If it feels like everyone is talking about Paul Kalanithi’s book, When Breath Becomes Air, it’s because they are. In fact, there are several recent books and articles about the hot topic of death as this New York Magazine article points out. It is interesting that books about mortality - including Paul’s book, Michael Kinsley's Old Age, and Atul Gawande’s Being Mortal - made it to the New York Times’ bestseller list. We have a particular interest in these topics after our sister’s death from cancer, but, surprisingly, it looks like we are not alone even among death-phobic Americans. And here we almost named this website (sarcastically) “another f***ing blog about death.” We are so relieved. We don’t want to be the ones known as “the weird sisters that always talk about death.” #theyarealwayssad #alwaystalkingaboutdeath
Maybe a culture change is happening and Americans are more ready to face difficult topics, such as end of life, death, and grief. As the article notes, 90% of Americans in the Conversations Project survey felt that end of life discussions are important... yet just 27% of them went through with it. We completely agree that these are important discussions and hope that some are even happening ahead of time, to prevent undue stress when someone is dying. But if we’re not ready to truly tackle these issues, at least we are reading about them. We get that reading about death for leisure seems odd. Why would we be drawn to dark subject matters to fill our precious “down time?” We aren’t suggesting that you focus on these sad themes while on your beach vacation, but signs pointing to a shift away from a “death-avoidant culture” and towards an increased focus on end of life care are positive and we encourage it.
When our sister was dying, we found it incredibly difficult to have the necessary conversations and did not find much guidance regarding how best to handle it. Even doctors have a hard time giving their patients a straightforward prognosis and helping them prepare for death. Atul Gawande has brought to light the areas that are lacking as we approach death. Although Being Mortal is focused on aging and senior living, many of his ideas resonated with us, especially his call for medical professionals to focus on well-being, figure out what the patient values and how they want to live, nurture their independence, and not just fight and cure disease.
After our sister learned that there was no further treatment available to fight her cancer, we discovered that many people could not wrap their minds around a young person’s mortality. People continued to tell her and us that she was so strong, that they knew she could beat it. Paul Kalanithi’s When Breath Becomes Air provides an account of a young person coming to terms with death.
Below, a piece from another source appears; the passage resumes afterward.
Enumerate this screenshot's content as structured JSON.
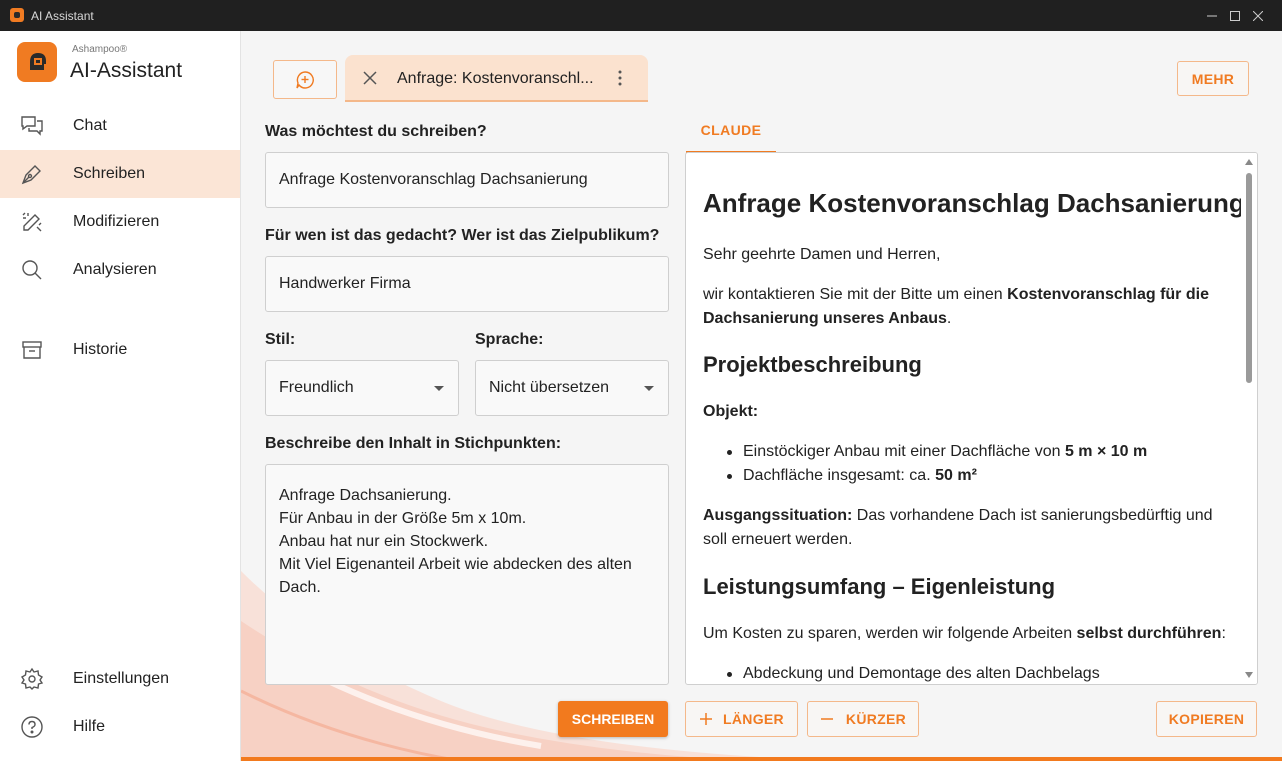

You can understand his confusion - “what tense am I living in now?” - and his reaction to people making plans at a college reunion to see each other at the next one - “it seemed rude to respond with ‘Well… probably not.’” Like our sister, he was a doctor and a patient. His doctor gave him one of the greatest gifts we can imagine for someone like Paul and like our sister - she told him she was happy to have his input but also happy to just be the doctor. As Paul explained: “While being trained as a physician and scientist had helped me process the data and accept the limits of what that data could reveal about my prognosis, it didn’t help me as a patient…. Like my own patients, I had to face my mortality and try to understand what made my life worth living.”
When our sister died, we were shocked by how many people were at a loss for what to say or how to help us. This seems especially true for us young adults who may not have much experience with death and grief or have not really had a reason to stop and examine mortality. Perhaps at our young age, we feel invincible or feel that we are far away from dying. But as Paul’s wife Lucy wrote in the epilogue to his book: “[Paul] wanted to help people understand death and face their mortality. Dying in one’s fourth decade is unusual now, but dying is not.” The point of being more comfortable with death and mortality is to accept the inevitable in hopes of living a better life now. We also felt more sensitive to these subjects after caring for our sister and being present for her death. After our experience, it was jarring to witness conversations where people joked about terminal illness or death - friends in their 30s and 40s being dramatic about their minor ailments. We too frequently take for granted that others around us may be grieving. We also take for granted how valuable it is to LIVE life and to feel good.
For us, reading these books is a little like reliving the tragedy that we just experienced. We can only read them in small doses, but we are so impressed that these authors were able to draw attention to tragic yet important topics in such beautiful ways. We will all experience death and grief in our lives - and also perhaps caring for someone at the end of their life. You can face it head on, figure out how to deal with it, and some day it will change you and teach you more than you could ever imagine. Paul and Lucy Kalanithi opened up and shared genuine and brilliant thoughts on the meaning of life and death and in return, we are all benefiting. Paul's most powerful and breathtaking advice on life's meaning is directed at his infant daughter:
“When you come to one of the many moments in life where you must give an account of yourself, provide a ledger of what you have been, and done, and meant to the world, do not, I pray, discount that you filled a dying man’s days with a sated joy, a joy unknown to me in all my prior years, a joy that does not hunger for more and more but rests, satisfied. In this time, right now, that is an enormous thing.”